How does MySQL synchronize data to ES in real time? Try this ali open source artifact!

SpringBoot e-commerce project mall (40K + STAR) address: github.com/macrozheng/…

Abstract

The product search function in mall project has not done real-time data synchronization. Alibaba’s Canal can sync data from MySQL to Elasticsearch in real time. Today we are going to talk about canal’s use, hopefully to help you!

Introduction of canal

Canal is mainly used to parse incremental logs of the MySQL database and subscribe and consume incremental data. To put it simply, it can synchronize incremental data of MySQL in real time to data stores such as MySQL, Elasticsearch, and HBase.

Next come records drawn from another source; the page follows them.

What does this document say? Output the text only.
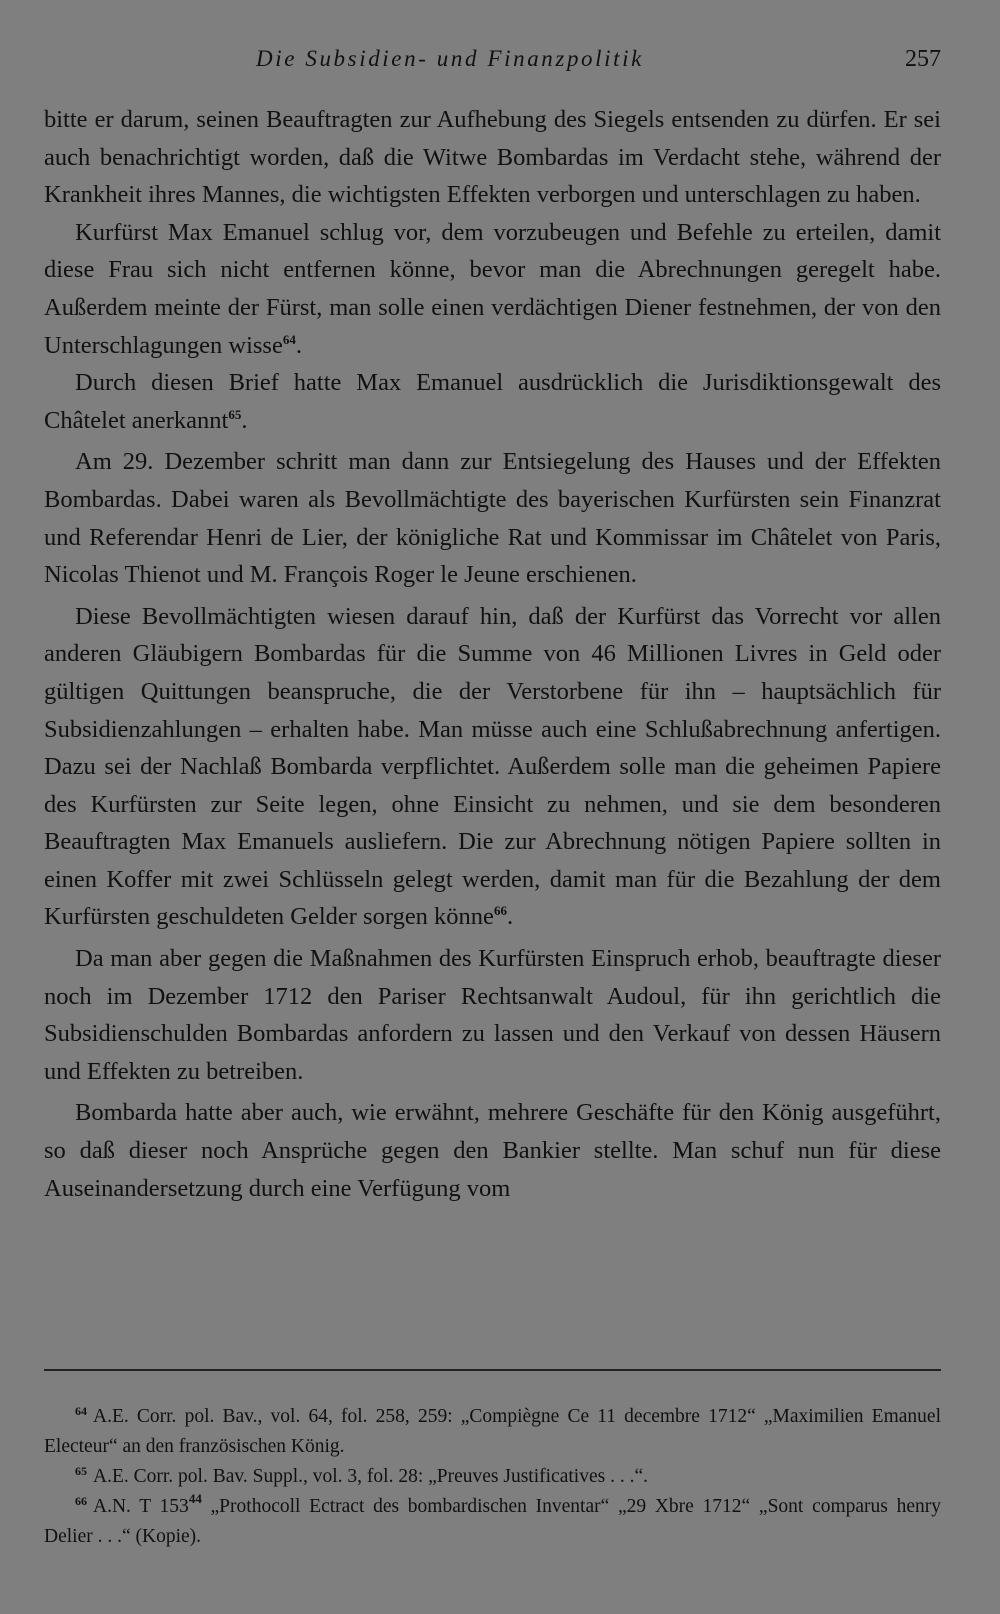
Die Subsidien- und Finanzpolitik	257

bitte er darum, seinen Beauftragten zur Aufhebung des Siegels entsenden zu dürfen. Er sei auch benachrichtigt worden, daß die Witwe Bombardas im Verdacht stehe, während der Krankheit ihres Mannes, die wichtigsten Effekten verborgen und unterschlagen zu haben.

Kurfürst Max Emanuel schlug vor, dem vorzubeugen und Befehle zu erteilen, damit diese Frau sich nicht entfernen könne, bevor man die Abrechnungen geregelt habe. Außerdem meinte der Fürst, man solle einen verdächtigen Diener festnehmen, der von den Unterschlagungen wisse$^{64}$.

Durch diesen Brief hatte Max Emanuel ausdrücklich die Jurisdiktionsgewalt des Châtelet anerkannt$^{65}$.

Am 29. Dezember schritt man dann zur Entsiegelung des Hauses und der Effekten Bombardas. Dabei waren als Bevollmächtigte des bayerischen Kurfürsten sein Finanzrat und Referendar Henri de Lier, der königliche Rat und Kommissar im Châtelet von Paris, Nicolas Thienot und M. François Roger le Jeune erschienen.

Diese Bevollmächtigten wiesen darauf hin, daß der Kurfürst das Vorrecht vor allen anderen Gläubigern Bombardas für die Summe von 46 Millionen Livres in Geld oder gültigen Quittungen beanspruche, die der Verstorbene für ihn – hauptsächlich für Subsidienzahlungen – erhalten habe. Man müsse auch eine Schlußabrechnung anfertigen. Dazu sei der Nachlaß Bombarda verpflichtet. Außerdem solle man die geheimen Papiere des Kurfürsten zur Seite legen, ohne Einsicht zu nehmen, und sie dem besonderen Beauftragten Max Emanuels ausliefern. Die zur Abrechnung nötigen Papiere sollten in einen Koffer mit zwei Schlüsseln gelegt werden, damit man für die Bezahlung der dem Kurfürsten geschuldeten Gelder sorgen könne$^{66}$.

Da man aber gegen die Maßnahmen des Kurfürsten Einspruch erhob, beauftragte dieser noch im Dezember 1712 den Pariser Rechtsanwalt Audoul, für ihn gerichtlich die Subsidienschulden Bombardas anfordern zu lassen und den Verkauf von dessen Häusern und Effekten zu betreiben.

Bombarda hatte aber auch, wie erwähnt, mehrere Geschäfte für den König ausgeführt, so daß dieser noch Ansprüche gegen den Bankier stellte. Man schuf nun für diese Auseinandersetzung durch eine Verfügung vom

$^{64}$ A.E. Corr. pol. Bav., vol. 64, fol. 258, 259: „Compiègne Ce 11 decembre 1712“ „Maximilien Emanuel Electeur“ an den französischen König.

$^{65}$ A.E. Corr. pol. Bav. Suppl., vol. 3, fol. 28: „Preuves Justificatives . . .“.

$^{66}$ A.N. T 153$^{44}$ „Prothocoll Ectract des bombardischen Inventar“ „29 Xbre 1712“ „Sont comparus henry Delier . . .“ (Kopie).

Working principle of CANAL

Canal will simulate the interaction protocol between the MySQL primary and secondary libraries, so as to disguise itself as the MySQL secondary library, and then send the dump protocol to the MySQL primary library. After receiving the dump request, the MySQL primary library will push the binlog to Canal, and Canal will synchronize the data to other storage by parsing the binlog.

Canal to use

MySQL syncing data to Elasticsearch in real time

Component download

First we need to download the various components of Canalcanal-server,canal-adapter,canal-admin, download address:Github.com/alibaba/can…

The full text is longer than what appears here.